The draft waiver for India at the Nuclear Suppliers Group may go down to the wire with some countries holding on to their reservations as the US pushed hard to forge a consensus.
As the 45-nation group met for the second day to consider an exemption for India, frantic efforts were on both by Indian and US officials to persuade the skeptic members to shed their opposition and give a green signal to enable the Indo-US nuclear deal to go forward. The nuclear cartel's decision on the issue can make or break India's prospects of doing nuclear commerce with the international community after 34 years.
As the US said the talks have progressed, senior Indian officials met representatives of the few member countries of the NSG in an effort to persuade them to support the waiver for New Delhi. The informal parleys ahead of the second day of the NSG discussions came as delegates to the body expressed optimism over a consensus to bring India into the nuclear fold.
"We are close to a consensus. There may be a statement for the press today," a western diplomat, who refused to be identified either by name or country, said after the delegates considered a revised US draft waiver. The draft waiver included provisions like the NSG Chair informing the nuclear club about India's adherence to its guidelines after holding consultations with the country, a move aimed at pacifying countries having reservations. Asked about the countries that have raised questions and expressed reservations over a clean waiver, the diplomat said they are positive and flexible.

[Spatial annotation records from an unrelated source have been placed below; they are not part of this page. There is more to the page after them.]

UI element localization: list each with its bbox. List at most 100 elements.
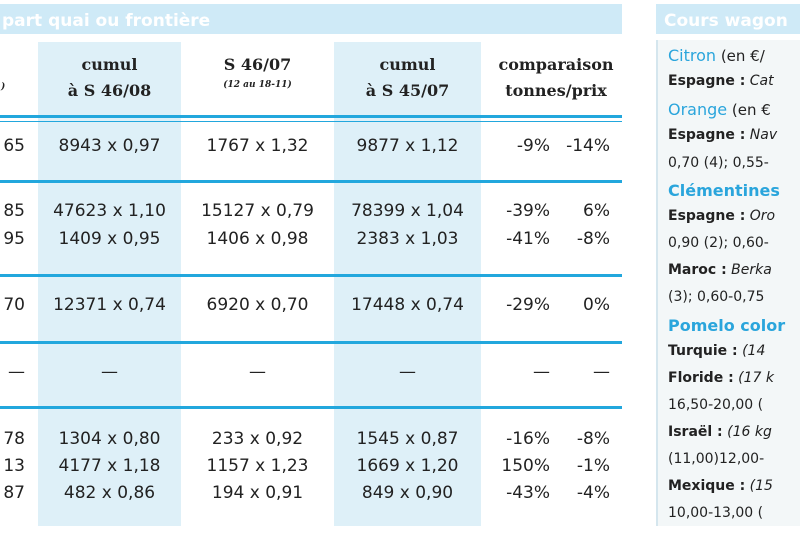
wagon-price-line-text: 0,90 (2); 0,60-	[668, 235, 769, 251]
wagon-price-line: (11,00)12,00-	[668, 451, 764, 467]
table-cell: 1304 x 0,80	[58, 429, 161, 449]
wagon-price-line: 0,70 (4); 0,55-	[668, 155, 769, 171]
wagon-price-line-suffix: Oro	[745, 208, 776, 224]
wagon-price-line-text: Espagne :	[668, 208, 746, 224]
wagon-prices-title: Cours wagon	[664, 11, 788, 31]
wagon-price-line-suffix: (14	[737, 343, 766, 359]
wagon-price-line-text: 0,70 (4); 0,55-	[668, 155, 769, 171]
wagon-price-line: 10,00-13,00 (	[668, 505, 763, 521]
table-cell: -43%	[506, 483, 550, 503]
table-cell: 15127 x 0,79	[201, 201, 314, 221]
wagon-price-line-text: Israël :	[668, 424, 723, 440]
column-header-sub: 1)	[0, 82, 6, 92]
table-cell: 194 x 0,91	[211, 483, 304, 503]
wagon-price-line-text: Espagne :	[668, 127, 746, 143]
column-header-line2: à S 46/08	[67, 81, 152, 100]
table-cell: 87	[3, 483, 25, 503]
table-cell: 6%	[583, 201, 610, 221]
column-header-2: S 46/07 (12 au 18-11)	[190, 52, 325, 92]
table-cell: -29%	[506, 295, 550, 315]
table-cell: -8%	[576, 229, 610, 249]
table-cell: 1157 x 1,23	[206, 456, 309, 476]
table-cell: 85	[3, 201, 25, 221]
column-header-line1: cumul	[81, 55, 138, 74]
table-cell: 2383 x 1,03	[356, 229, 459, 249]
rule-group-2	[0, 274, 622, 277]
wagon-price-line: Clémentines	[668, 181, 780, 200]
rule-header-thin	[0, 121, 622, 122]
column-header-1: cumul à S 46/08	[38, 52, 181, 104]
wagon-price-line-suffix: Nav	[745, 127, 778, 143]
column-header-sub: (12 au 18-11)	[223, 80, 292, 90]
table-cell: 9877 x 1,12	[356, 136, 459, 156]
wagon-price-line-text: Maroc :	[668, 262, 727, 278]
wagon-price-line: Floride : (17 k	[668, 370, 774, 386]
wagon-price-line-suffix: Cat	[745, 73, 774, 89]
wagon-price-line-suffix: (17 k	[733, 370, 774, 386]
table-cell: -9%	[516, 136, 550, 156]
wagon-price-line-text: 16,50-20,00 (	[668, 397, 764, 413]
wagon-price-line: Maroc : Berka	[668, 262, 772, 278]
wagon-price-line-suffix: (en €/	[716, 47, 765, 65]
table-cell: -14%	[566, 136, 610, 156]
table-cell: 1409 x 0,95	[58, 229, 161, 249]
rule-group-1	[0, 180, 622, 183]
wagon-price-line-text: Mexique :	[668, 478, 746, 494]
column-header-line1: comparaison	[498, 55, 614, 74]
rule-group-4	[0, 406, 622, 409]
wagon-price-line: Orange (en €	[668, 100, 771, 119]
shaded-column-cumul-previous	[334, 42, 481, 526]
wagon-price-line-suffix: (16 kg	[722, 424, 772, 440]
table-cell: 1406 x 0,98	[206, 229, 309, 249]
rule-header	[0, 115, 622, 118]
table-header-bar: part quai ou frontière	[0, 4, 622, 34]
wagon-price-line-text: 10,00-13,00 (	[668, 505, 764, 521]
table-cell: 13	[3, 456, 25, 476]
table-cell: 47623 x 1,10	[53, 201, 166, 221]
wagon-price-line-suffix: (en €	[727, 101, 771, 119]
table-cell: 1669 x 1,20	[356, 456, 459, 476]
table-cell: -39%	[506, 201, 550, 221]
table-cell: 95	[3, 229, 25, 249]
wagon-price-line-text: Pomelo color	[668, 316, 786, 335]
wagon-price-line: 0,90 (2); 0,60-	[668, 235, 769, 251]
table-cell: 482 x 0,86	[63, 483, 156, 503]
wagon-price-line: 16,50-20,00 (	[668, 397, 763, 413]
table-cell: —	[593, 362, 610, 382]
arrivals-table-panel: part quai ou frontière 1) cumul à S 46/0…	[0, 4, 622, 526]
table-cell: -4%	[576, 483, 610, 503]
table-cell: 78	[3, 429, 25, 449]
table-cell: 78399 x 1,04	[351, 201, 464, 221]
table-cell: —	[101, 362, 118, 382]
column-header-line2: tonnes/prix	[505, 81, 607, 100]
wagon-prices-header: Cours wagon	[656, 4, 800, 34]
wagon-price-line-text: Turquie :	[668, 343, 738, 359]
table-cell: 8943 x 0,97	[58, 136, 161, 156]
wagon-prices-box	[656, 40, 800, 526]
table-cell: 4177 x 1,18	[58, 456, 161, 476]
wagon-price-line-text: Clémentines	[668, 181, 780, 200]
table-cell: 17448 x 0,74	[351, 295, 464, 315]
table-cell: 849 x 0,90	[361, 483, 454, 503]
wagon-price-line: Citron (en €/	[668, 46, 765, 65]
table-cell: -1%	[576, 456, 610, 476]
table-cell: -8%	[576, 429, 610, 449]
column-header-line2: à S 45/07	[365, 81, 450, 100]
column-header-line1: cumul	[379, 55, 436, 74]
wagon-price-line-text: Citron	[668, 46, 717, 65]
wagon-price-line-text: Espagne :	[668, 73, 746, 89]
wagon-price-line-text: Floride :	[668, 370, 734, 386]
column-header-line1: S 46/07	[223, 55, 292, 74]
wagon-price-line-text: (3); 0,60-0,75	[668, 289, 765, 305]
wagon-price-line-suffix: (15	[745, 478, 773, 494]
table-cell: -16%	[506, 429, 550, 449]
rule-group-3	[0, 341, 622, 344]
wagon-price-line: Mexique : (15	[668, 478, 773, 494]
wagon-price-line: Espagne : Nav	[668, 127, 777, 143]
column-header-4: comparaison tonnes/prix	[490, 52, 622, 104]
wagon-price-line: Israël : (16 kg	[668, 424, 772, 440]
table-cell: 1545 x 0,87	[356, 429, 459, 449]
table-cell: 1767 x 1,32	[206, 136, 309, 156]
wagon-price-line: Espagne : Oro	[668, 208, 775, 224]
wagon-price-line: (3); 0,60-0,75	[668, 289, 764, 305]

"I believe we are making steady progress in this process and we will continue to make progress," US Undersecretary of State William Burns had said at the end of the first round. An NSG waiver is a key step in the operationalisation of the nuclear deal which will go to the US Congress for approval once the atomic cartel gives the green light. Foreign Secretary Shiv Shankar Menon and Prime Minister's Special Envoy Shyam Saran met diplomats of dissenting countries soon after the deliberations of the opening day of the two-day meeting of the NSG concluded on Friday, in an attempt to allay their apprehensions.
Some members of the grouping are still resisting the contentious issues whether or not there should be a ban on testing in the NSG waiver. The skeptic countries want the NSG waiver to have a clause for termination of cooperation if India were to conduct a nuclear test.
India is strongly opposed to such conditions being included in the NSG exemption and a compromise language in the draft waiver is being worked out. Diplomats are expected to informally hammer out an acceptable formulation which can be brought to the table today. Some of them were confident of a breakthrough without the NSG having to meet for the third time to consider the revised American draft. The revised draft was prepared by the US in consultation with India after at least 15 countries sought amendments in the original text during the last NSG meeting on August 21-22.